E com o mais recente filme, Ne touchez pas la hache, se inicia agora, às 21h30, a tão longamente aguardada retrospectiva na Cinemateca Portuguesa, que se prolongará até Abril, 31 anos depois daquela ocorrida na Gulbenkian, e que se concluiu com Noroit – ou seja, justamente o momento de crise do projecto da tetralogia “Cenas da Vida Paralela” – e no ano que será o do 80º aniversário de Jacques Rivette.
Este texto podia começar como segue: “A evidência é a marca do génio de Jacques Rivettel. O que é, é.”

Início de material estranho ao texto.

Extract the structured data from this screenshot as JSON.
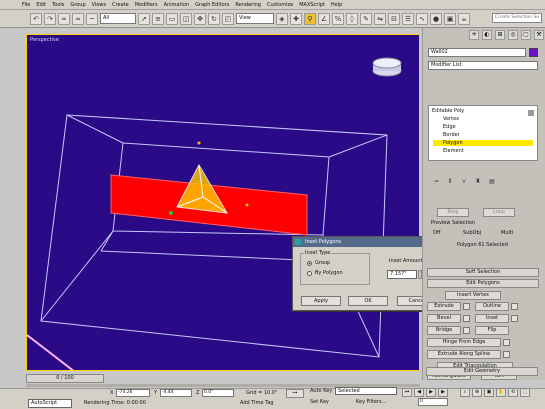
{
  "menu": [
    "File",
    "Edit",
    "Tools",
    "Group",
    "Views",
    "Create",
    "Modifiers",
    "Animation",
    "Graph Editors",
    "Rendering",
    "Customize",
    "MAXScript",
    "Help"
  ],
  "toolbar": {
    "selection_filter": "All",
    "reference_coord": "View",
    "search_placeholder": "Create Selection Se"
  },
  "viewport": {
    "label": "Perspective",
    "background": "#2a0a86",
    "polygon_color": "#ff0000"
  },
  "dialog": {
    "title": "Inset Polygons",
    "group_label": "Inset Type",
    "radio_group": "Group",
    "radio_by_polygon": "By Polygon",
    "amount_label": "Inset Amount:",
    "amount_value": "7.157\"",
    "apply": "Apply",
    "ok": "OK",
    "cancel": "Cancel",
    "close": "X"
  },
  "panel": {
    "object_name": "Wall02",
    "object_color": "#6a10c8",
    "modifier_list": "Modifier List",
    "stack": {
      "root": "Editable Poly",
      "items": [
        "Vertex",
        "Edge",
        "Border",
        "Polygon",
        "Element"
      ],
      "selected_index": 3
    },
    "selection": {
      "ring": "Ring",
      "loop": "Loop",
      "preview_label": "Preview Selection",
      "off": "Off",
      "subobj": "SubObj",
      "multi": "Multi",
      "status": "Polygon 61 Selected"
    },
    "soft_selection": "Soft Selection",
    "edit_polygons": "Edit Polygons",
    "insert_vertex": "Insert Vertex",
    "extrude": "Extrude",
    "outline": "Outline",
    "bevel": "Bevel",
    "inset": "Inset",
    "bridge": "Bridge",
    "flip": "Flip",
    "hinge_from_edge": "Hinge From Edge",
    "extrude_along_spline": "Extrude Along Spline",
    "edit_triangulation": "Edit Triangulation",
    "retriangulate": "Retriangulate",
    "turn": "Turn",
    "edit_geometry": "Edit Geometry"
  },
  "bottom": {
    "time_slider": "0 / 100",
    "listener": "AutoScript",
    "x_value": "-74.26",
    "y_value": "-4.44",
    "z_value": "0.0\"",
    "grid": "Grid = 10.0\"",
    "auto_key": "Auto Key",
    "key_mode": "Selected",
    "set_key": "Set Key",
    "key_filters": "Key Filters...",
    "frame_value": "0",
    "status_text": "Rendering Time: 0:00:00",
    "add_time_tag": "Add Time Tag"
  }
}
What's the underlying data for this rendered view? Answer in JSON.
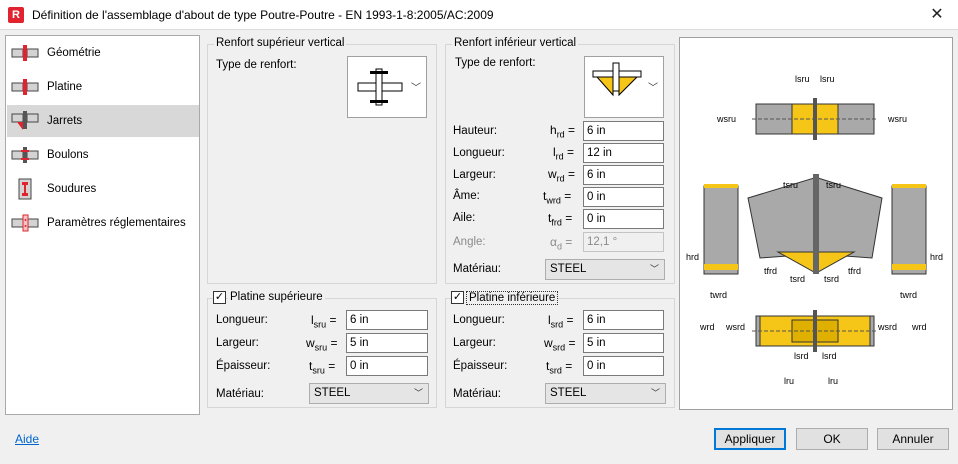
{
  "window": {
    "title": "Définition de l'assemblage d'about de type Poutre-Poutre - EN 1993-1-8:2005/AC:2009",
    "app_icon": "R"
  },
  "sidebar": {
    "items": [
      {
        "label": "Géométrie",
        "icon": "geometry-icon"
      },
      {
        "label": "Platine",
        "icon": "plate-icon"
      },
      {
        "label": "Jarrets",
        "icon": "haunch-icon"
      },
      {
        "label": "Boulons",
        "icon": "bolts-icon"
      },
      {
        "label": "Soudures",
        "icon": "welds-icon"
      },
      {
        "label": "Paramètres réglementaires",
        "icon": "code-params-icon"
      }
    ],
    "selected": "Jarrets"
  },
  "upper_stiffener": {
    "title": "Renfort supérieur vertical",
    "type_label": "Type de renfort:"
  },
  "lower_stiffener": {
    "title": "Renfort inférieur vertical",
    "type_label": "Type de renfort:",
    "rows": [
      {
        "label": "Hauteur:",
        "sym": "h",
        "sub": "rd",
        "value": "6 in"
      },
      {
        "label": "Longueur:",
        "sym": "l",
        "sub": "rd",
        "value": "12 in"
      },
      {
        "label": "Largeur:",
        "sym": "w",
        "sub": "rd",
        "value": "6 in"
      },
      {
        "label": "Âme:",
        "sym": "t",
        "sub": "wrd",
        "value": "0 in"
      },
      {
        "label": "Aile:",
        "sym": "t",
        "sub": "frd",
        "value": "0 in"
      },
      {
        "label": "Angle:",
        "sym": "α",
        "sub": "d",
        "value": "12,1 °"
      }
    ],
    "material_label": "Matériau:",
    "material": "STEEL"
  },
  "upper_plate": {
    "title": "Platine supérieure",
    "checked": true,
    "rows": [
      {
        "label": "Longueur:",
        "sym": "l",
        "sub": "sru",
        "value": "6 in"
      },
      {
        "label": "Largeur:",
        "sym": "w",
        "sub": "sru",
        "value": "5 in"
      },
      {
        "label": "Épaisseur:",
        "sym": "t",
        "sub": "sru",
        "value": "0 in"
      }
    ],
    "material_label": "Matériau:",
    "material": "STEEL"
  },
  "lower_plate": {
    "title": "Platine inférieure",
    "checked": true,
    "rows": [
      {
        "label": "Longueur:",
        "sym": "l",
        "sub": "srd",
        "value": "6 in"
      },
      {
        "label": "Largeur:",
        "sym": "w",
        "sub": "srd",
        "value": "5 in"
      },
      {
        "label": "Épaisseur:",
        "sym": "t",
        "sub": "srd",
        "value": "0 in"
      }
    ],
    "material_label": "Matériau:",
    "material": "STEEL"
  },
  "diagram": {
    "labels": [
      "lsru",
      "lsru",
      "wsru",
      "wsru",
      "tsru",
      "tsru",
      "hrd",
      "hrd",
      "tfrd",
      "tfrd",
      "tsrd",
      "tsrd",
      "twrd",
      "twrd",
      "wrd",
      "wsrd",
      "wsrd",
      "wrd",
      "lsrd",
      "lsrd",
      "lru",
      "lru"
    ]
  },
  "footer": {
    "help": "Aide",
    "apply": "Appliquer",
    "ok": "OK",
    "cancel": "Annuler"
  }
}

Se digo que o “texto podia começar como segue”, em vez de introduzir directamente a citação, estou a instaurar uma hipótese que, ao referir-se a um texto prévio, estabelece a possibilidade de a citação ser pertinente, mas também de não o ser. Para averiguar da pertinência, não basta o axioma “o que é, é”, mas impõe-se um percurso em que a verificação da hipótese genérica se pode subdividir em particulares, umas condicionando as outras, delineando-se como um jogo. Um percurso rivettiano, precisamente.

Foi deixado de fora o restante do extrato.